Kecintaan Kimo Stamboel dan Timo Tjahjanto pada dunia film adalah tonggak awal pertemanan mereka sejak 2001. "Waktu kuliah di Sydney, saya membuat film independen untuk anak-anak Indonesia di Sydney. Kebetulan, saya butuh sinematografer." Saat itu, ada satu orang yang benar-benar bersemangat. Dialah Timo. "Kami berteman di proyek kampus. Saya sutradara dan dia sinematografer," ungkap Kimo saat ditemui di kantor Production House (PH) Merah Production.
Kerja sama terus berlanjut sampai mereka membuat film pendek untuk festival film yang dibuat perkumpulan mahasiswa Indonesia di Australia. Film pertama bergenre horor itu berjudul Sendiri (2003). Singkat cerita, dua sahabat ini sempat terpisah saat Timo melanjutkan kuliah ke New York, Amerika Serikat, dan Kimo pulang ke Indonesia. Meski demikian kecintaan terhadap dunia film membuat mereka tetap berkarya.
Ajukan Syarat
Sedari kecil, Kimo gemar menonton film dan mengintip behind the scene pembuatan film. "Saya berpikir kayaknya membuat film itu keren banget." Saat berumur 12 tahun, Kimo rajin membuat film memakai handycam yang dibelikan ayahnya waktu berlibur di Amerika Serikat.
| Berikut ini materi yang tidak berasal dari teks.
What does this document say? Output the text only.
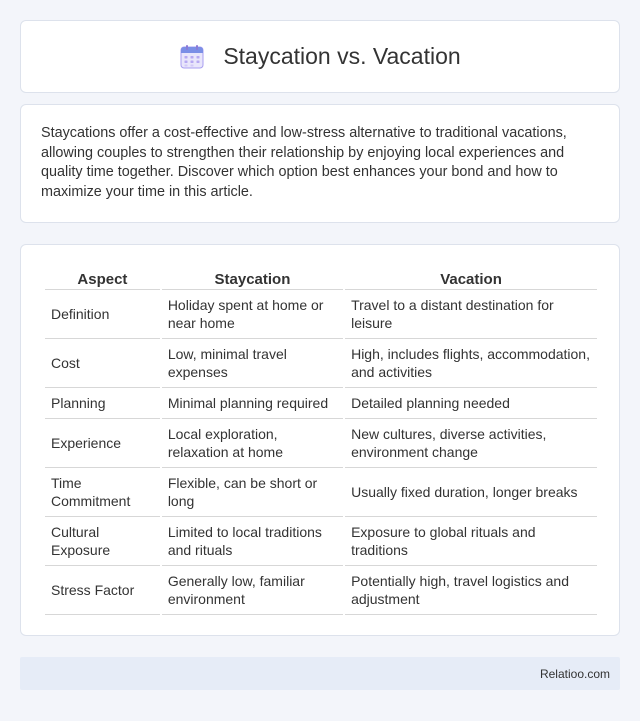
Staycation vs. Vacation

Staycations offer a cost-effective and low-stress alternative to traditional vacations, allowing couples to strengthen their relationship by enjoying local experiences and quality time together. Discover which option best enhances your bond and how to maximize your time in this article.

Aspect	Staycation	Vacation
Definition	Holiday spent at home or near home	Travel to a distant destination for leisure
Cost	Low, minimal travel expenses	High, includes flights, accommodation, and activities
Planning	Minimal planning required	Detailed planning needed
Experience	Local exploration, relaxation at home	New cultures, diverse activities, environment change
Time Commitment	Flexible, can be short or long	Usually fixed duration, longer breaks
Cultural Exposure	Limited to local traditions and rituals	Exposure to global rituals and traditions
Stress Factor	Generally low, familiar environment	Potentially high, travel logistics and adjustment
Relatioo.com
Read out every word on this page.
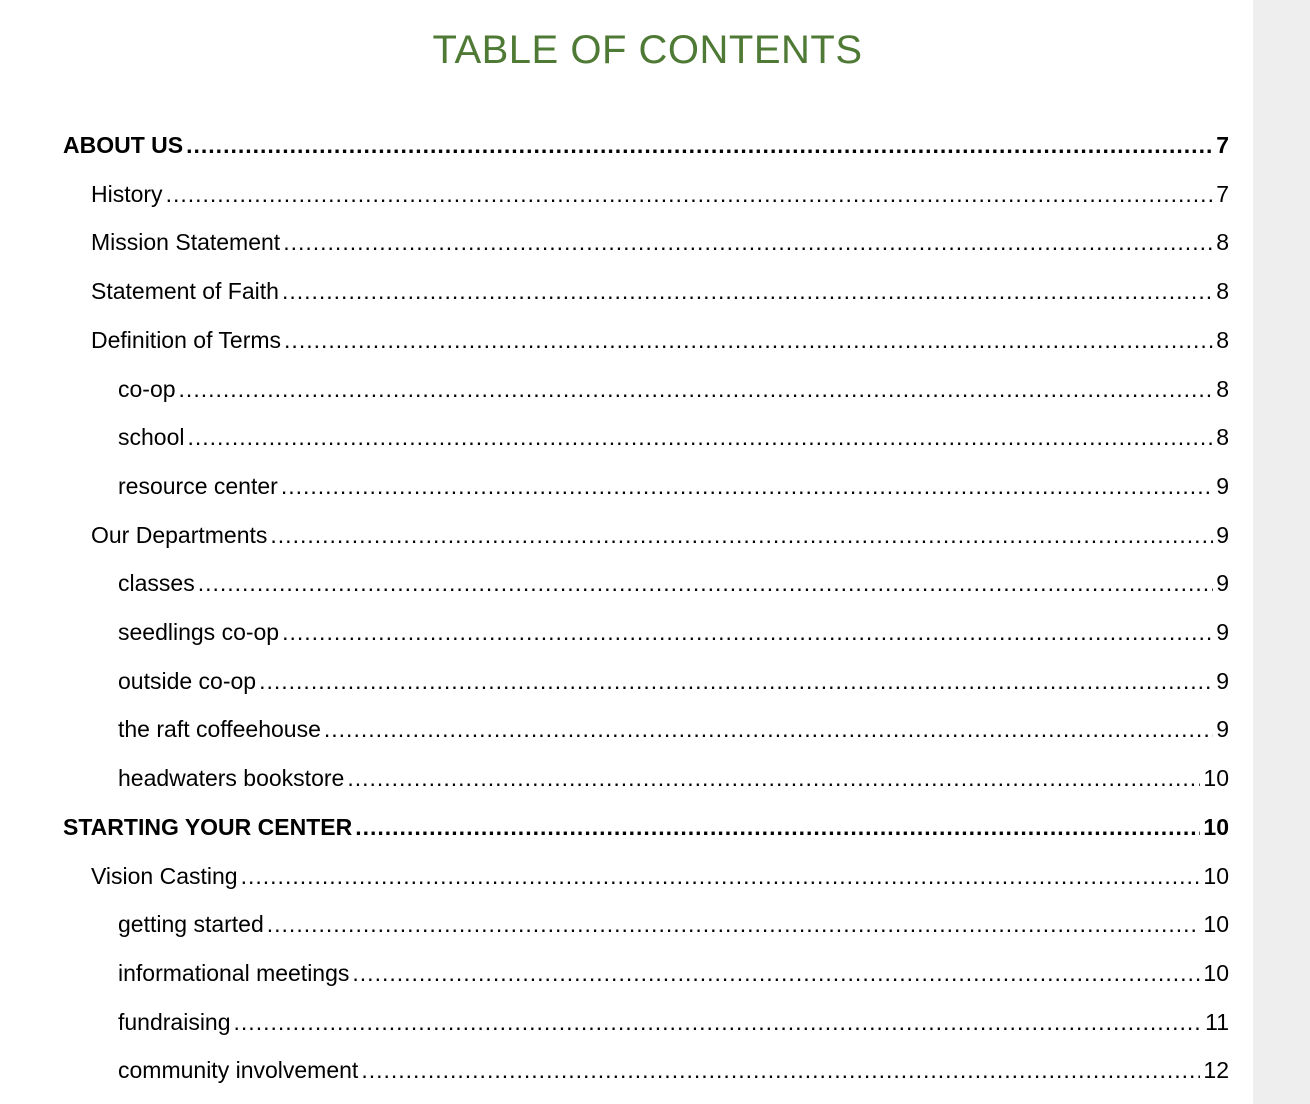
TABLE OF CONTENTS
ABOUT US .....	7
History .....	7
Mission Statement .....	8
Statement of Faith .....	8
Definition of Terms .....	8
co-op .....	8
school .....	8
resource center .....	9
Our Departments .....	9
classes .....	9
seedlings co-op .....	9
outside co-op .....	9
the raft coffeehouse .....	9
headwaters bookstore .....	10
STARTING YOUR CENTER .....	10
Vision Casting .....	10
getting started .....	10
informational meetings .....	10
fundraising .....	11
community involvement .....	12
Meski hanya proyek iseng bersama saudara-saudaranya, film tersebut selalu ditonton bersama keluarga. "Rasanya menyenangkan sebab ide saya membuat film bisa ditonton semua orang dan bisa melihat reaksi mereka," jelas Kimo.
Hal serupa diungkapkan Timo. "Mungkin dampaknya besar dalam hidup saya, sehingga saya merasa menjadi filmmaker itu menyenangkan." Sayangnya, cita-cita mereka untuk terjun ke dunia film sempat ditentang orangtua. Ayah Kimo, misalnya, memberikan syarat supaya Kimo mengambil jurusan bisnis saat berkuliah di Australia. "Saya ambil bisnis manajemen sambil tetap diselingi kegiatan membuat film," kata Kimo.
Cerita Timo hampir mirip. "Kalau saya, ditekankan untuk menjadi dokter. Padahal, sejak lama saya merasa enggak bakal bisa jadi dokter. Makanya, pas kuliah saya diam-diam ambil sekolah film." Keluarga Timo patah hati setelah mengetahui keputusannya. "Mereka masih negosiasi agar saya masuk sekolah desain karena berpikir filmmaker di Indonesia enggak ada masa depannya. Tapi, saya tetap ambil sekolah film."
Ingin Lebih Gila
Selesai meraih gelar, Kimo dan Timo kembali bertemu dan mulai meramu ide untuk membuat film. Akhirnya, tercetuslah film pendek berjudul Dara. Saat film rampung, Kimo dan Timo mulai memikirkan nama panggung. "Banyak yang berpikir nama Mo Brothers keren banget. Tapi, enggak ada yang tahu ide itu kekanak-kanakan banget."
Saat sedang menyunting film, mereka kebingungan memutuskan nama yang bakal dicantumkan terlebih dahulu. "Ada ego di antara kami. Nah, daripada menggerutu di belakang, kami sepakat membuat nama ini," ungkap Timo. "Nama Kimo Timo terlalu panjang, jadi walau kami bukan saudara kandung, tapi nama ini terlahir karena kami menyukai dunia perfilman," tambah Kimo.
Setelah film Dara menuai sukses di festival film internasional, Kimo dan Timo terpikir membuat film Dara versi panjang yang berjudul Rumah Dara. Duo sutradara ini lalu membuat proyek film berjudul Killers. Para penyuka genre horor ini memang piawai membuat film horor dengan rasa Hollywood. Terbukti, film Killers berhasil tayang perdana dalam festival film Sundance 2014. "Dulu, kami berpikir bagaimana agar kami bisa membuat film yang berbeda. Makanya, kami membuat film Rumah Dara yang sangat ekstrem dan akhirnya Mo Brothers dikenal sebagai pembuat film 'gila'," kenang Kimo.